Ebusco machte Lieferkettenprobleme und Fachkräftemangel für die enttäuschenden Ergebnisse verantwortlich. Außerdem wurden Strafzahlungen in Höhe von 10,4 Millionen Euro fällig, da Liefertermine nicht eingehalten wurden.
2024: Ebusco droht die Insolvenz
Das Jahr 2024 begann mit weiteren finanziellen Schwierigkeiten. Im Juni 2024 gab das Unternehmen bekannt, dass die ursprüngliche Umsatzprognose von 325 Millionen Euro für das Jahr nicht erreichbar sei. Im Oktober 2024 kam es zum Höhepunkt der Krise, als der Großkunde Qbuzz eine Bestellung über 45 Busse stornierte. Ein Gericht entschied, dass Ebusco gegen vertragliche Vereinbarungen verstoßen hatte. Die Stornierung setzte die Liquidität des Unternehmens weiter unter Druck.

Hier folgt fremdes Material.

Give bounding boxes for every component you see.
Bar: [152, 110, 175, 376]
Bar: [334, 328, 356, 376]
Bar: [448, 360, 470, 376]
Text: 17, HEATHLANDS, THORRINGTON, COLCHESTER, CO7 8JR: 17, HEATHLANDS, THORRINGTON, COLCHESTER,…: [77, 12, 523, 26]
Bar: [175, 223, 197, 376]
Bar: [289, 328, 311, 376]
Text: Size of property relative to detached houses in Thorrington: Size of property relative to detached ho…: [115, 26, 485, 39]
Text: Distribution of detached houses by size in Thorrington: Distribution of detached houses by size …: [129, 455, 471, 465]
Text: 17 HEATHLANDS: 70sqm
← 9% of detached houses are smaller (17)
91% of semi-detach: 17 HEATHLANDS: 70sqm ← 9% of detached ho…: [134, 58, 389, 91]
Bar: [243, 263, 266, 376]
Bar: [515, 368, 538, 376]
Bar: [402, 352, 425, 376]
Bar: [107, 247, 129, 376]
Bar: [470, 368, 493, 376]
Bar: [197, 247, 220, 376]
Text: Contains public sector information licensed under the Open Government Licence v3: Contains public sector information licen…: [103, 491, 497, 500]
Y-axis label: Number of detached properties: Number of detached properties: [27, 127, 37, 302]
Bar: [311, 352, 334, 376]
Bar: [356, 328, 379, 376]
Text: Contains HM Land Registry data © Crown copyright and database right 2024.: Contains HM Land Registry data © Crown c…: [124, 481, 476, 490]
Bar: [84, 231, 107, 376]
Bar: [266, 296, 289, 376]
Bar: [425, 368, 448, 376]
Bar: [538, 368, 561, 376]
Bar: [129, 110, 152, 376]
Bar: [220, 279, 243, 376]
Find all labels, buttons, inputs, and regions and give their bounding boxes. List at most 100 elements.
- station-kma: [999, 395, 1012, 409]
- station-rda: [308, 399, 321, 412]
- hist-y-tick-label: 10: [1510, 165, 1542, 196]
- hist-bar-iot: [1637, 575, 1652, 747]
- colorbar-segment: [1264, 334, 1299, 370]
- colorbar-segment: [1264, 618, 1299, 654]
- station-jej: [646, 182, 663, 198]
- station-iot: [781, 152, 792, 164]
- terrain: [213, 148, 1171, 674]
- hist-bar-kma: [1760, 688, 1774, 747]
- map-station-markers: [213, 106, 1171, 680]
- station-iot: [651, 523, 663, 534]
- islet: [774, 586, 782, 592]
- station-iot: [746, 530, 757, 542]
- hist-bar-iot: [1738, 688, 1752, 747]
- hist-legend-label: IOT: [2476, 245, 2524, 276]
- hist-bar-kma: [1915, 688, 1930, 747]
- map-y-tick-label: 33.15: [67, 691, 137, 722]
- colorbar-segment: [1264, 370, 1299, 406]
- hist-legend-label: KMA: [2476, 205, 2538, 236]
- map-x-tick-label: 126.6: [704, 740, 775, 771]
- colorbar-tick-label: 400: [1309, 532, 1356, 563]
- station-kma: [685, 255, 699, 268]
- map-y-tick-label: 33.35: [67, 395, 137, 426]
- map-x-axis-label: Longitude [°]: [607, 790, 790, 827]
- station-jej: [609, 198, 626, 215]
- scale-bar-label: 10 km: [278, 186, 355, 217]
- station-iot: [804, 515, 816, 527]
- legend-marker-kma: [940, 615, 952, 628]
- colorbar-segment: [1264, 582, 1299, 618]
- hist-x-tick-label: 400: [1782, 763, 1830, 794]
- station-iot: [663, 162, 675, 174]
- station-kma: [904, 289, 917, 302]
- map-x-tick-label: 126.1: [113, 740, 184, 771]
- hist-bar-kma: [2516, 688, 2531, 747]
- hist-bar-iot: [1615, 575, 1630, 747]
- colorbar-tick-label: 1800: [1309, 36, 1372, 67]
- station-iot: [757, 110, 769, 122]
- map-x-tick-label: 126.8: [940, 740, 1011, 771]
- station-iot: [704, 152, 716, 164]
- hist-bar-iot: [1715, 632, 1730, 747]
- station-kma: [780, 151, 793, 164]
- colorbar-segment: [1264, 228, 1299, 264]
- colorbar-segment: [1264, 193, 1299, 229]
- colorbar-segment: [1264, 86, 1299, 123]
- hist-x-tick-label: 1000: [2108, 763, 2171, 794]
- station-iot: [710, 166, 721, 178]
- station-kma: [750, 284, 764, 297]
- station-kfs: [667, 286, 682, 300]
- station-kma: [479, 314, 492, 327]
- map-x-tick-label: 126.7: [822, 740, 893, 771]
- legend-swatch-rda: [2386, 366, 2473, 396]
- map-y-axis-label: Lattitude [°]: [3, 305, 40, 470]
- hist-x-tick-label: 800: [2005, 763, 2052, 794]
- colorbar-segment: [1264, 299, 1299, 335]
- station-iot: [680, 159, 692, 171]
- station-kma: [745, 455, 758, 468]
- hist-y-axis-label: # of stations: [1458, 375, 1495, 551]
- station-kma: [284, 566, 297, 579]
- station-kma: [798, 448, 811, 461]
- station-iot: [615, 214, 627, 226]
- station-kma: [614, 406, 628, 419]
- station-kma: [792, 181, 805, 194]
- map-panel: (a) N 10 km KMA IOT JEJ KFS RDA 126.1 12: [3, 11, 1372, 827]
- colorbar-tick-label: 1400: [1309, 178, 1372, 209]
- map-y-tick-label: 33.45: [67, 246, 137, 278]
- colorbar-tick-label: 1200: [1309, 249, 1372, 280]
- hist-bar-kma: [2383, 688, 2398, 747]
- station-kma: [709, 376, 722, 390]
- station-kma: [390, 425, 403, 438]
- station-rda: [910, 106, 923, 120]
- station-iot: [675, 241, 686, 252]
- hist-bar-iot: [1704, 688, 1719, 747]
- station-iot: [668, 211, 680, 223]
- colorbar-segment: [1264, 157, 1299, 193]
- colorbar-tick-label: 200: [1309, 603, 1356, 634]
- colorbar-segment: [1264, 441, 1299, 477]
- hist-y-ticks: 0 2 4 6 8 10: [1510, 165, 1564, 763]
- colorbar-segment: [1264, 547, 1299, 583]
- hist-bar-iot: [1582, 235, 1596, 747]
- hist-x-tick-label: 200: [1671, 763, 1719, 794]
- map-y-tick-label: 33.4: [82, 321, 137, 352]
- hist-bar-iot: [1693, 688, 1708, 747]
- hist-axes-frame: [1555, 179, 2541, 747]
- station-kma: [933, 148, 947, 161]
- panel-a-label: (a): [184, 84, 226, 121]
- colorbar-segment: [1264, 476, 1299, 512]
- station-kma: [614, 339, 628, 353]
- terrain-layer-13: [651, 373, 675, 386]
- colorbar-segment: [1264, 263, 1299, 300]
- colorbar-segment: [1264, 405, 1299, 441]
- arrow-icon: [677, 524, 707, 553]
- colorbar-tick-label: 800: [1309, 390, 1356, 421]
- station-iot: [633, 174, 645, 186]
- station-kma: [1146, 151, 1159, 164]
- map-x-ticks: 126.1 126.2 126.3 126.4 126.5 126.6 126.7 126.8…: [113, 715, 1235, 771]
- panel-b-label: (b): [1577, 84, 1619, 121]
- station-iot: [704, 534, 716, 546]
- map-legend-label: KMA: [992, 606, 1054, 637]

Ebusco sah sich gezwungen, 36 Millionen Euro durch eine Kapitalerhöhung aufzubringen. Gleichzeitig trat der Gründer Peter Bijvelds als CEO zurück, und Christian Schreyer übernahm die Unternehmensführung. Schreyer, der zuvor leitende Positionen bei der Go-Ahead Group und Transdev innehatte, wurde beauftragt, ein radikales Restrukturierungsprogramm umzusetzen.
Turnaround-Plan: Ebusco’s letzte Chance
Schreyer stellte im November 2024 seinen Plan vor, der die Rückkehr zur Profitabilität ermöglichen soll. Wesentliche Punkte:
Wenn diese Pläne genauso gut umgesetzt werden wie alle vorherigen dann kann man Unternehmen getrost abschreiben.
Fazit: Ein Wettlauf gegen die Zeit
Ebusco kämpft weiterhin mit erheblichen finanziellen Schwierigkeiten, aber es gibt noch Hoffnung. Mit neuen strategischen Partnern und einer klaren Neuausrichtung könnte das Unternehmen den Turnaround schaffen. Doch die Herausforderungen sind groß, und die Konkurrenz schläft nicht. Wenn Ebusco den Plan konsequent umsetzt, hat es möglicherweise eine Chance, sich als stabiler Anbieter auf dem europäischen Markt zu etablieren. Ein Markt, den es einst zu revolutionieren versprach.